26 Zo Ik gisteravond niet gezien heb het bloed van Naboth, en het bloed zijner zonen, zegt de HEERE, en Ik u dat niet vergelde op dit stuk lands, zegt de HEERE. Nu dan, neem, werp hem op dat stuk land, naar het woord des HEEREN.

27 Als Ahazia, de koning van Juda, dat zag, zo vlood hij door den weg van het huis des hofs; doch Jehu vervolgde hem achterna, en zeide: Slaat hem ook op den wagen, aan den opgang naar Gur, die bij Jibleam is; en hij vlood naar Megiddo, en stierf aldaar.

28 En zijn knechten voerden hem naar Jeruzalem, en zij begroeven hem in zijn graf, bij zijn vaderen in de stad Davids.

29 In het elfde jaar nu van Joram, den zoon van Achab, was Ahazia koning geworden over Juda.

30 En Jehu kwam te Jizreel. Als Izebel dat hoorde, zo blankette zij haar aangezicht, en versierde haar hoofd, en keek ten venster uit.

31 Toen nu Jehu ter poorte inkwam, zeide zij: Is het wel, o Zimri, doodslager van zijn heer?

32 En hij hief zijn aangezicht op naar het venster, en zeide: Wie is met mij? Wie? Toen zagen op hem twee, drie kamerlingen.

33 En hij zeide: Stoot ze van boven neder. En zij stieten haar van boven neder, zodat van haar bloed aan den wand en aan de paarden gesprengd werd; en hij vertrad haar.
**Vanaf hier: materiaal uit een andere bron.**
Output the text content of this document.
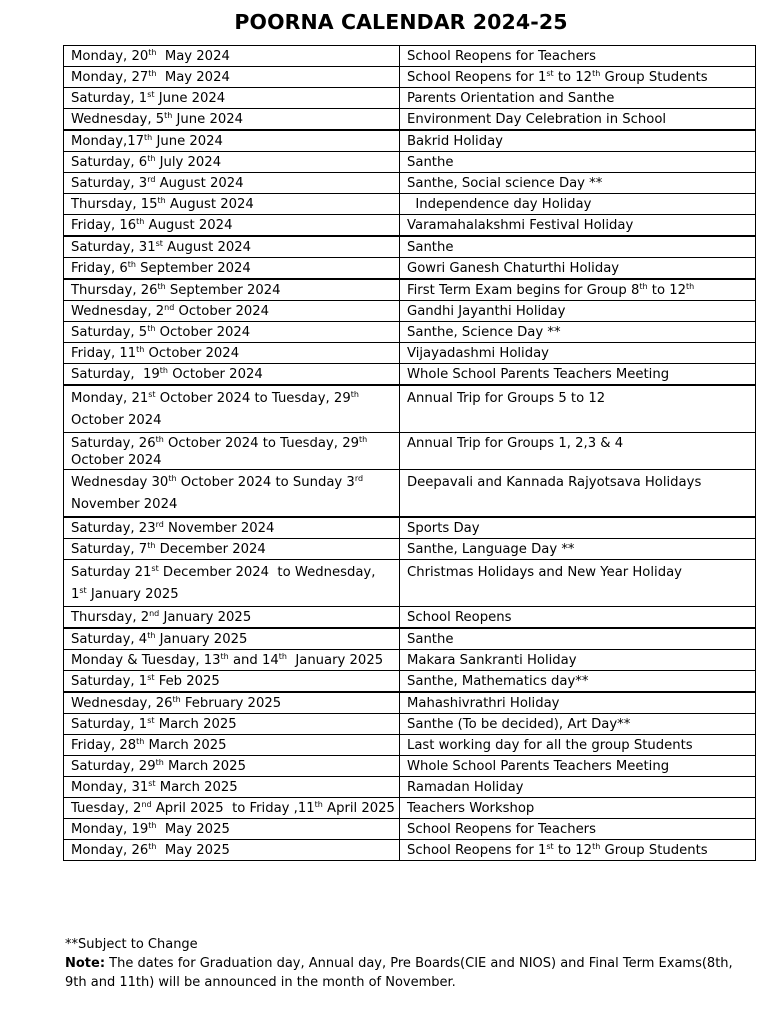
POORNA CALENDAR 2024-25
Monday, 20th  May 2024	School Reopens for Teachers
Monday, 27th  May 2024	School Reopens for 1st to 12th Group Students
Saturday, 1st June 2024	Parents Orientation and Santhe
Wednesday, 5th June 2024	Environment Day Celebration in School
Monday,17th June 2024	Bakrid Holiday
Saturday, 6th July 2024	Santhe
Saturday, 3rd August 2024	Santhe, Social science Day **
Thursday, 15th August 2024	Independence day Holiday
Friday, 16th August 2024	Varamahalakshmi Festival Holiday
Saturday, 31st August 2024	Santhe
Friday, 6th September 2024	Gowri Ganesh Chaturthi Holiday
Thursday, 26th September 2024	First Term Exam begins for Group 8th to 12th
Wednesday, 2nd October 2024	Gandhi Jayanthi Holiday
Saturday, 5th October 2024	Santhe, Science Day **
Friday, 11th October 2024	Vijayadashmi Holiday
Saturday,  19th October 2024	Whole School Parents Teachers Meeting
Monday, 21st October 2024 to Tuesday, 29th
October 2024	Annual Trip for Groups 5 to 12
Saturday, 26th October 2024 to Tuesday, 29th
October 2024	Annual Trip for Groups 1, 2,3 & 4
Wednesday 30th October 2024 to Sunday 3rd
November 2024	Deepavali and Kannada Rajyotsava Holidays
Saturday, 23rd November 2024	Sports Day
Saturday, 7th December 2024	Santhe, Language Day **
Saturday 21st December 2024  to Wednesday,
1st January 2025	Christmas Holidays and New Year Holiday
Thursday, 2nd January 2025	School Reopens
Saturday, 4th January 2025	Santhe
Monday & Tuesday, 13th and 14th  January 2025	Makara Sankranti Holiday
Saturday, 1st Feb 2025	Santhe, Mathematics day**
Wednesday, 26th February 2025	Mahashivrathri Holiday
Saturday, 1st March 2025	Santhe (To be decided), Art Day**
Friday, 28th March 2025	Last working day for all the group Students
Saturday, 29th March 2025	Whole School Parents Teachers Meeting
Monday, 31st March 2025	Ramadan Holiday
Tuesday, 2nd April 2025  to Friday ,11th April 2025	Teachers Workshop
Monday, 19th  May 2025	School Reopens for Teachers
Monday, 26th  May 2025	School Reopens for 1st to 12th Group Students
**Subject to Change
Note: The dates for Graduation day, Annual day, Pre Boards(CIE and NIOS) and Final Term Exams(8th, 9th and 11th) will be announced in the month of November.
34 Als hij nu ingekomen was, en gegeten en gedronken had, zeide hij: Ziet nu naar die vervloekte, en begraaf ze; want zij is eens konings dochter.
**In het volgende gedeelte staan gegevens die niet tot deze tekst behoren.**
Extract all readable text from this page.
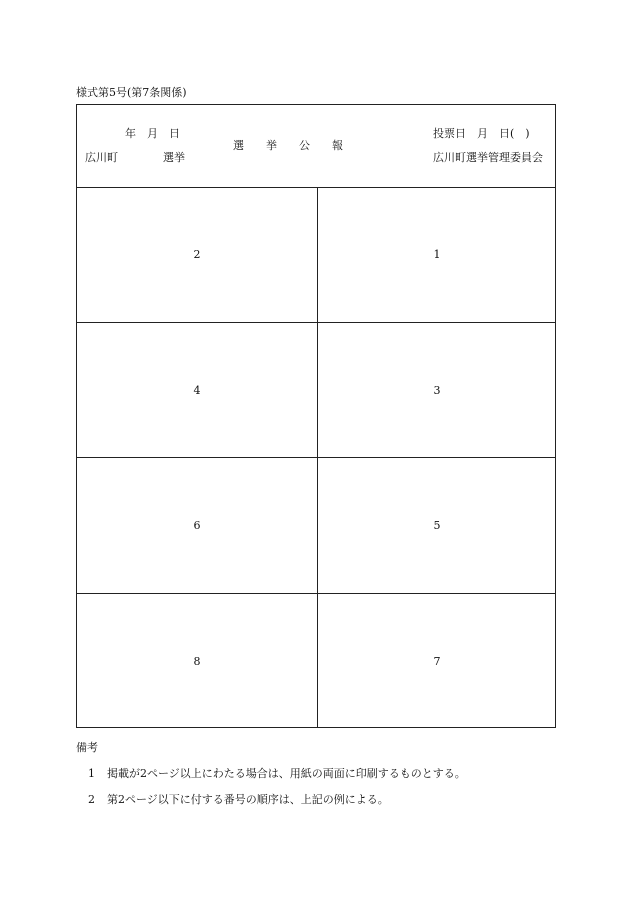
様式第5号(第7条関係)
年　月　日
広川町	選挙
選　　挙　　公　　報
投票日　月　日(　)
広川町選挙管理委員会
2	1
4	3
6	5
8	7
備考
1 掲載が2ページ以上にわたる場合は、用紙の両面に印刷するものとする。
2 第2ページ以下に付する番号の順序は、上記の例による。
35 En zij gingen heen om haar te begraven; doch zij vonden niet van haar, dan het bekkeneel, en de voeten, en de palmen harer handen.

36 Toen kwamen zij weder, en gaven het hem te kennen, en hij zeide: Dit is het woord des HEEREN, dat Hij gesproken heeft door den dienst van Zijn knecht Elia, den Thisbiet, zeggende: Op het stuk lands van Jizreel zullen de honden het vlees van Izebel eten.

37 En het dode lichaam van Izebel zal zijn gelijk mest op het veld, in het stuk lands van Jizreel, dat men niet zal kunnen zeggen: Dit is Izebel.